Quand nous pénétrâmes
sur l'aire de Saran, il faisait à peine jour. Il y avait beaucoup de voitures
stationnées et les camions qui y avaient passé la nuit n'allaient pas tarder à se
mettre en branle. Nous nous garâmes à côté d'un gros-cul immatriculé en Pologne,
à proximité d'un bosquet.
Le temps était
toujours aussi maussade, avec un crachin glacial. Jeannot dormait profondément
sur le siège arrière tandis que Sophie était plongée dans son téléphone
portable. D'habitude, le gamin, avec l'impatience des gosses de son âge,
trouvait le voyage trop long, et ne cessait de demander si on arriverait
bientôt. Sa sœur, au contraire s'occupait ou contemplait le paysage sans jamais
se plaindre. Nos deux enfants avaient tout juste un an d'écart. À douze et onze
ans, ils se comportaient pourtant différemment.
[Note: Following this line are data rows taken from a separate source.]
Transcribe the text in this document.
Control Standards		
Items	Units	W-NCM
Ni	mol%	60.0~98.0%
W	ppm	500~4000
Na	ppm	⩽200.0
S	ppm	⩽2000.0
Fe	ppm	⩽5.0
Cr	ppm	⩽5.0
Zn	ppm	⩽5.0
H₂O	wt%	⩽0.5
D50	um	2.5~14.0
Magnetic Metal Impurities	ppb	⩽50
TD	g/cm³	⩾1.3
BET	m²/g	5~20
Elle ne souhaita pas nous
accompagner à la cafétéria, nous lui laissâmes la surveillance de son petit
frère.
***
J'ouvris les yeux,
m'étirai. J'avais bien dormi.
- On est où ?
demandai-je à Sophie.
- Saran, grommela
ma sœur.
Ce nom ne m'évoqua
rien et je dus émettre un son dubitatif. Elle précisa "juste avant
Orléans", sans prendre la peine de quitter des yeux son smartphone.
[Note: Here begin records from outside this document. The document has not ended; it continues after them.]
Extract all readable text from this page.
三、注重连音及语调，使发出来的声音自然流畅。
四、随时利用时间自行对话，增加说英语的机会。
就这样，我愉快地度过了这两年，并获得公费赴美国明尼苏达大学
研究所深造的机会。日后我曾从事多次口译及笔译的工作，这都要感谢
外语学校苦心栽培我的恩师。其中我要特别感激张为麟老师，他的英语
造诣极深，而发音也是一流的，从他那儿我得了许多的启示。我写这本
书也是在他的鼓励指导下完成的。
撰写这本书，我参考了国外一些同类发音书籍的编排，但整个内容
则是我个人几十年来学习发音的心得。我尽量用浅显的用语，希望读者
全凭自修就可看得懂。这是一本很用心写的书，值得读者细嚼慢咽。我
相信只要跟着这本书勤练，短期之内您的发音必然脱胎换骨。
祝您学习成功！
Orléans, ça m'interpellait et me fit penser à Jeanne d'Arc. À mon grand regret,
on n'entrait jamais dans cette ville que l'on contournait par l'ouest. Je
trouvais les voyages par autoroute longs et monotones. Maman me faisait envie
quand elle nous racontait que dans son enfance, les routes passaient par les
centres des villes. Avec ses parents et mes deux oncles, ils faisaient une
étape quand le trajet était trop long. Pour aller en Bretagne, ils prenaient généralement
une nuit à l'hôtel à Orléans et en profitaient pour se balader en soirée dans
les rues animées.
Sophie avait
toujours le nez dans son téléphone, l'attention retenue par une série diffuése sur
Netflix. Quand je sortis du véhicule pour aller faire pipi, elle murmura
"ne va pas trop loin", sans quitter des yeux son écran.
La fraîcheur du
petit matin me saisit, et je frissonnai dans mon sweat un peu trop léger. Je
n'avais pas envie de faire la queue aux toilettes, et, la tête recouverte de ma
capuche, je me dirigeai vers trois arbres pelés entourant une table-banc afin
de satisfaire au plus vite mon envie.
- Qu'est-ce que
c'est que ce truc ? dis-je à voix haute quand mon regard tomba sur une
masse sombre au moment où je m'apprêtais à baisser ma fermeture éclair.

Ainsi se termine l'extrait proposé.